Camping recipie to try:
- Butternut squash
- Sweet chilli
Empty out pits from squash and drain juice. Stuff squash with feta et al, wrap in tinfoil and throw in your campfire.
Turn every just now.
Journal entry from Day 12 24 October 2008
A bunch of honey badgers were after our trash last night and freaked everyone (me) out.
Today we saw loads of giraffes. There weren't any really good photo ops but it's just as well, since my camera is nearly out of battery and there are still two more days before I can charge it.
The foliage in this part of Botswana is brutal. Sharp sticks, thorns etc. and dry beds of thistles. It's very uninhabitable.
As we drive through the desert on the “roads,” the sticks slap into our vehicle (since there aren't any windows) and hit and scratch us. Yesterday was purely a game of, “avoid the branches to save your eyes,” drive.
We're now in our third National Park. Moremi.
I'm really sweaty all over. Just absolutely gross.
The roads haven't improved, but we did see a whole pod of hippos, more elephants, eagles, zebras and giraffes. So... it equals out.
I HAD A COLD SHOWER AT A RANDOM REST STOP!
Except I didn't have soap or a towel, so it was more of a cold drenching. And since I couldn't dry off I now have some uncomfortable wet marks.
No, scratch that. They would be uncomfortable wet marks if I had any regard for my general appearance. You know, in normal life where regular hygene is viewed as important.

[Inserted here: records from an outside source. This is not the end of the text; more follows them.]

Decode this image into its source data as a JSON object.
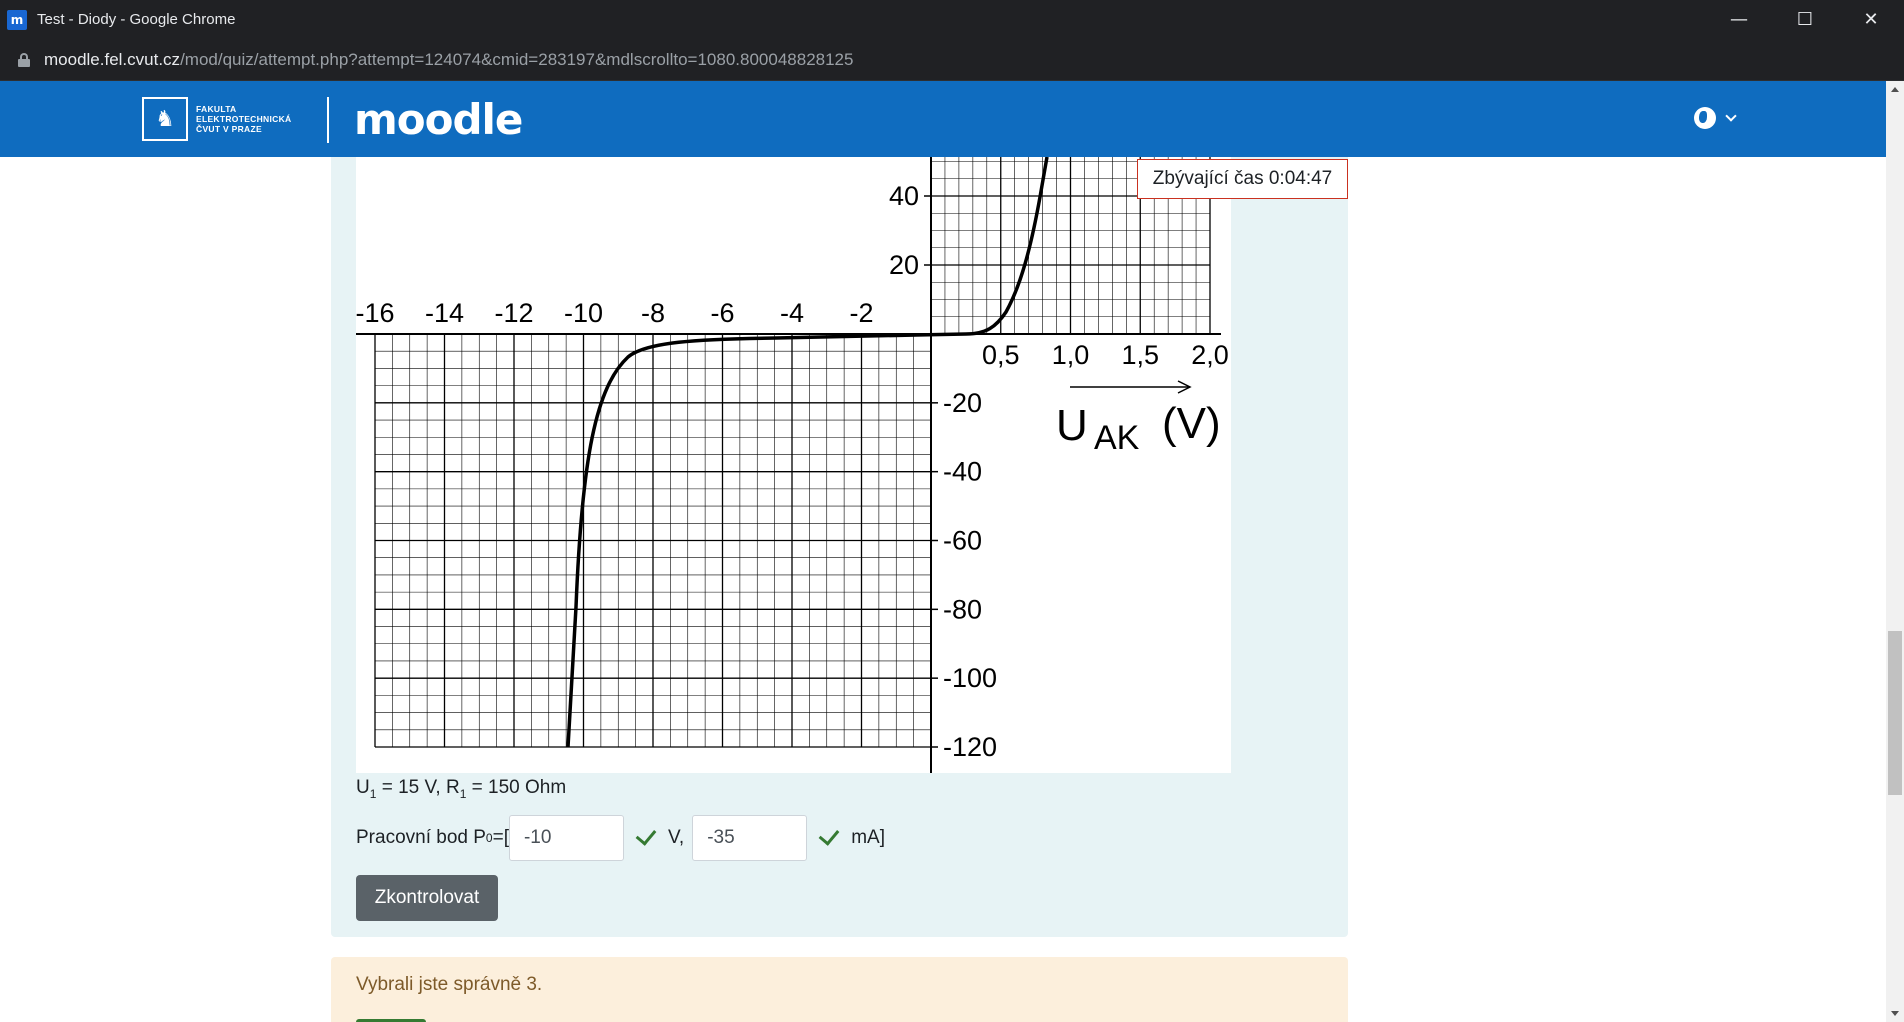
{
  "browser": {
    "tab_title": "Test - Diody - Google Chrome",
    "favicon_text": "m",
    "url_host": "moodle.fel.cvut.cz",
    "url_path": "/mod/quiz/attempt.php?attempt=124074&cmid=283197&mdlscrollto=1080.800048828125",
    "minimize": "—",
    "maximize": "☐",
    "close": "✕"
  },
  "navbar": {
    "fel_line1": "FAKULTA",
    "fel_line2": "ELEKTROTECHNICKÁ",
    "fel_line3": "ČVUT V PRAZE",
    "brand": "moodle",
    "colors": {
      "navbar_bg": "#0f6cbf"
    }
  },
  "timer": {
    "text": "Zbývající čas 0:04:47"
  },
  "graph": {
    "x_ticks_negative": [
      "-16",
      "-14",
      "-12",
      "-10",
      "-8",
      "-6",
      "-4",
      "-2"
    ],
    "x_ticks_positive": [
      "0,5",
      "1,0",
      "1,5",
      "2,0"
    ],
    "y_ticks_positive": [
      "40",
      "20"
    ],
    "y_ticks_negative": [
      "-20",
      "-40",
      "-60",
      "-80",
      "-100",
      "-120"
    ],
    "x_axis_label_main": "U",
    "x_axis_label_sub": "AK",
    "x_axis_label_unit": "(V)"
  },
  "question": {
    "params_u": "U",
    "params_u_sub": "1",
    "params_u_rest": " = 15 V, R",
    "params_r_sub": "1",
    "params_r_rest": " = 150 Ohm",
    "work_label_pre": "Pracovní bod P",
    "work_label_sub": "0",
    "work_label_post": "=[",
    "voltage_value": "-10",
    "voltage_unit": "V,",
    "current_value": "-35",
    "current_unit": "mA]",
    "check_button": "Zkontrolovat"
  },
  "feedback": {
    "text": "Vybrali jste správně 3."
  }
}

This is some alternate reality where I couldn't care less.
At the rest stop we made bunwiches for lunch and I am so satisfied. The bun was even brown, which is a first for me in Africa. For some reason, up until now, I could only find white bread.
I guess we have another long day of driving, stick avoiding and camping in the lion-infested desert. I wonder what the plan is for tomorrow?
I think I should go to bed early tonight so I can get more than five hours of sleep. iPod to the rescue!
Speaking of games, this is a good opportunity to post this video of a game I played at the beginning of my trip in South Africa.
I was told it's a real South African game.
Objective: Spit the poop the farthest
Rules: Don't step over the starting line, don't swallow the poop, must take a swig of Vodka prior to spitting but post putting the poop in your mouth
I think I won, but I never got a prize. The ranger told me the wind caused my poop to fly but I argued I'm just really good at spitting.